Monday, April 14, 2014

Dev basics: Purpose explanation

Code reuse is essential to reduce the time spent not only on development (writing the code) but also on maintanence (figuring out what went wrong and where the hell in the huge codebase the problem lies) and it's a generally a good thing. However, to do it properly, any code unit with a potential of re-use should also have a good documentation. And good documentation does not mean this:

/**
    This function returns the background color.
    @returns the background color
*/
Color getBackgroundColor() {}

that's actually bad and useless documentation. Instead, documentation should provide the intention with the highest priority and then any other technical details.

Intention is a very important concept for code documentation. Developers should try to write down the intention they have in mind for a given piece of code (function, class, module) when they are writing it. Any usage of that piece then must be in line with that intention because it wouldn't make sense to use code in conflict with its intention. And when something in a program doesn't make sense, it will break.

You see, code is not just code. It has a meaning. Even when the code implementing a given purpose is very simple and incomplete, it still has a meaning and must be used according to its meaning and purpose. If you use a piece code based on reading its implementation but ignoring its intent, you are going to get in trouble when it changes. But how do you know the intent when the original developer didn't write it down?

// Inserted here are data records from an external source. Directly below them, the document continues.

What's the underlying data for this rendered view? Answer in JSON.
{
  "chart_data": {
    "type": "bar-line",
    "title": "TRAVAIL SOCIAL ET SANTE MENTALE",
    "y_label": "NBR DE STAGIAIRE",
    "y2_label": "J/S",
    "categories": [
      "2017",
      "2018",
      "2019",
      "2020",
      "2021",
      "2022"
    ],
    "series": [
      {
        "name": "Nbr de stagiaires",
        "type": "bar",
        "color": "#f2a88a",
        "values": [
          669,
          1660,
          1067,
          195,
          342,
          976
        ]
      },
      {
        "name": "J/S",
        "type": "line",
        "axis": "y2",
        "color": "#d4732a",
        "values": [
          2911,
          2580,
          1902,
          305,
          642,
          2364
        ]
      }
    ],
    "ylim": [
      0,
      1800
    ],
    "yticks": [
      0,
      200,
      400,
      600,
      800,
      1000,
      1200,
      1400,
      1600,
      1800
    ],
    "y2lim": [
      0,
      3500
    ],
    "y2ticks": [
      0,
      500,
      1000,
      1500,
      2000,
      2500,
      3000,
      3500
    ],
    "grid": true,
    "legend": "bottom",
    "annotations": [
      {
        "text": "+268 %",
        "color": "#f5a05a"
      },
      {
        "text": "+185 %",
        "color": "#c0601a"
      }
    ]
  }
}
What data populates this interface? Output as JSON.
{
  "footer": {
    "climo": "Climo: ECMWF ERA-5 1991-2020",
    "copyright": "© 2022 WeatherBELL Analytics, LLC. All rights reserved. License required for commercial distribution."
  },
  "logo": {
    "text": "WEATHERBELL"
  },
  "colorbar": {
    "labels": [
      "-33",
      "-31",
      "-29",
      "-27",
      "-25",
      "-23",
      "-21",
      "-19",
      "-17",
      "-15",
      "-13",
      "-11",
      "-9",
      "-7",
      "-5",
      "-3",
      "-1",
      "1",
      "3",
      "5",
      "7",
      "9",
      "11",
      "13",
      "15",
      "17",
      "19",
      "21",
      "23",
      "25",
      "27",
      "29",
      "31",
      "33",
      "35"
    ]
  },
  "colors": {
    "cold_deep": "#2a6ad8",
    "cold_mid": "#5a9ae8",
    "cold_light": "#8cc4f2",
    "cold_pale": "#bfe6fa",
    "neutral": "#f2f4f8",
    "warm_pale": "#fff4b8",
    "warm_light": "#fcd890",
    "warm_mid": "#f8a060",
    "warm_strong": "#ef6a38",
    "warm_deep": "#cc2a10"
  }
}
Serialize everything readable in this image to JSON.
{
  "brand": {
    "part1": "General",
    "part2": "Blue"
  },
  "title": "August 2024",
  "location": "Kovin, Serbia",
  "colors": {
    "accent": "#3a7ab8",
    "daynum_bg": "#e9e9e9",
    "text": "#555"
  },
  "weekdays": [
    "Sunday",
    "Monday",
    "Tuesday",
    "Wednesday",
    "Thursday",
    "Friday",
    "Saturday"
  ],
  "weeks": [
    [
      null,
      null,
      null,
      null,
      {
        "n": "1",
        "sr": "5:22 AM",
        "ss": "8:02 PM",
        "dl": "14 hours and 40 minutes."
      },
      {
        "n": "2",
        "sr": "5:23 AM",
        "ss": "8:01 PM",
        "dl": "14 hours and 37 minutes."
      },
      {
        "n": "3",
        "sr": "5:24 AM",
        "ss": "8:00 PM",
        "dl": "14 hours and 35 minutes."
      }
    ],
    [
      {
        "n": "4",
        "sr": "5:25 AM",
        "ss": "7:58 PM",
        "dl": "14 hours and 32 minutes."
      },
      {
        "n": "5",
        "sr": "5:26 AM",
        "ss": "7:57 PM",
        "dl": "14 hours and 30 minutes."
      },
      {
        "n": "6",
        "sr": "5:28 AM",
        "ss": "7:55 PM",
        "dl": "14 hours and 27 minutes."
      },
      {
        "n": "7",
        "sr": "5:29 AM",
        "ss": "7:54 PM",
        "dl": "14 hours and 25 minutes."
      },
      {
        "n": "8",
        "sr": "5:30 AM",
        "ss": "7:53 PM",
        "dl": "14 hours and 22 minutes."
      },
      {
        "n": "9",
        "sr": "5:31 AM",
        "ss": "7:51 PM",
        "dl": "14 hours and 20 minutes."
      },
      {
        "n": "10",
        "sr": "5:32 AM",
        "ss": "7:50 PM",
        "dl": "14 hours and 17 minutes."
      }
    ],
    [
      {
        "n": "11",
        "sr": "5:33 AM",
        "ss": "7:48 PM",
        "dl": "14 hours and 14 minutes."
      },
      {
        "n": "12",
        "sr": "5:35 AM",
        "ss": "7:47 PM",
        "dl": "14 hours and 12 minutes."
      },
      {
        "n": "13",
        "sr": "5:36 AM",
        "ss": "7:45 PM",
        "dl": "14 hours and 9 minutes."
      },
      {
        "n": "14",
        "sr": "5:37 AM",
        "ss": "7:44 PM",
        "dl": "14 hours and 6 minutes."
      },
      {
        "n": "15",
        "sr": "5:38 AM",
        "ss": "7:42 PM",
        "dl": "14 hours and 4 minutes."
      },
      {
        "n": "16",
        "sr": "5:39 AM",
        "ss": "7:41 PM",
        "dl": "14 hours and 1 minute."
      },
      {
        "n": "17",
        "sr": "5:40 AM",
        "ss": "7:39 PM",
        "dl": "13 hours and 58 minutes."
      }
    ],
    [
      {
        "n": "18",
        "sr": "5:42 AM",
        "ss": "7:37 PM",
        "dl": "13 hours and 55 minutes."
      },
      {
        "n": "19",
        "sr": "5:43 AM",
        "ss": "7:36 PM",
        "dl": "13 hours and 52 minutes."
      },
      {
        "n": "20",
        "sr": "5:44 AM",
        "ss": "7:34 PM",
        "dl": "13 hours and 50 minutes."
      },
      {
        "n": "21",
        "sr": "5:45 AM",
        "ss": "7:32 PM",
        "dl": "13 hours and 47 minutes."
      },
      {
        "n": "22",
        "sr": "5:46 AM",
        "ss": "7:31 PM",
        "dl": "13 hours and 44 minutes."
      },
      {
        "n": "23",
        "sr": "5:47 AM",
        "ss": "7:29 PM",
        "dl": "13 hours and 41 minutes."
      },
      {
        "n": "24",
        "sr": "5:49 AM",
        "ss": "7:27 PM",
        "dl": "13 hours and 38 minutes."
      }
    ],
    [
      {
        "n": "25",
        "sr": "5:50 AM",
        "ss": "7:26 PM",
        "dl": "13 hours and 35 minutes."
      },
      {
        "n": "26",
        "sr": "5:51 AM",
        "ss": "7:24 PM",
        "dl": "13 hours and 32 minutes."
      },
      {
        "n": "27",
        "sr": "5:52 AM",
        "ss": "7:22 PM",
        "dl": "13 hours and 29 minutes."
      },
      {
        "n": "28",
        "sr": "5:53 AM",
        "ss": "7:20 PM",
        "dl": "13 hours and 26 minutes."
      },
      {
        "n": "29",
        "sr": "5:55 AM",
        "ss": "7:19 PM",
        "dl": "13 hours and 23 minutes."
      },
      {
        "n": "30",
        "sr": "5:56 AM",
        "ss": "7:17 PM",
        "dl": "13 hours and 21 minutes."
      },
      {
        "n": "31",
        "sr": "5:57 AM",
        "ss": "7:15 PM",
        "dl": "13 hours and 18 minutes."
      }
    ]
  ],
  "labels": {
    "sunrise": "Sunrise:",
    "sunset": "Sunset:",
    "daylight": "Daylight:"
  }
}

Let's see a very simple example. Consider this function:

def join(path_elements):
    return '/'.join(path_elements)

and this function:

def join(path_elements):
    'Creates a WebDAV HTTP request url from given path elements'
    return '/'.join(path_elements)

With the second one, you immediately know that you cannot use it to build paths for the local filesystem because that has different rules than HTTP URLs! It would work at the moment on Linux but break as soon as someone made a WebDAV specific change. And, of course, this distinction should be obvious from the function name, that's the first place where you should attempt to document the meaning. If it's too long or complicated, continue in the function's documentation.

Document the purpose or intent of the code, the rest can be usually read from the code. This is easier said than done, sometimes you're not really sure what the one purpose of the code is or you don't know how to explain it in writing. That's probably a signal that this thing is harder to understand and that's a signal that the next programmer will have trouble as well. And that means that you need to spend more time thinking about this because it will pay off. Help them and write some docs!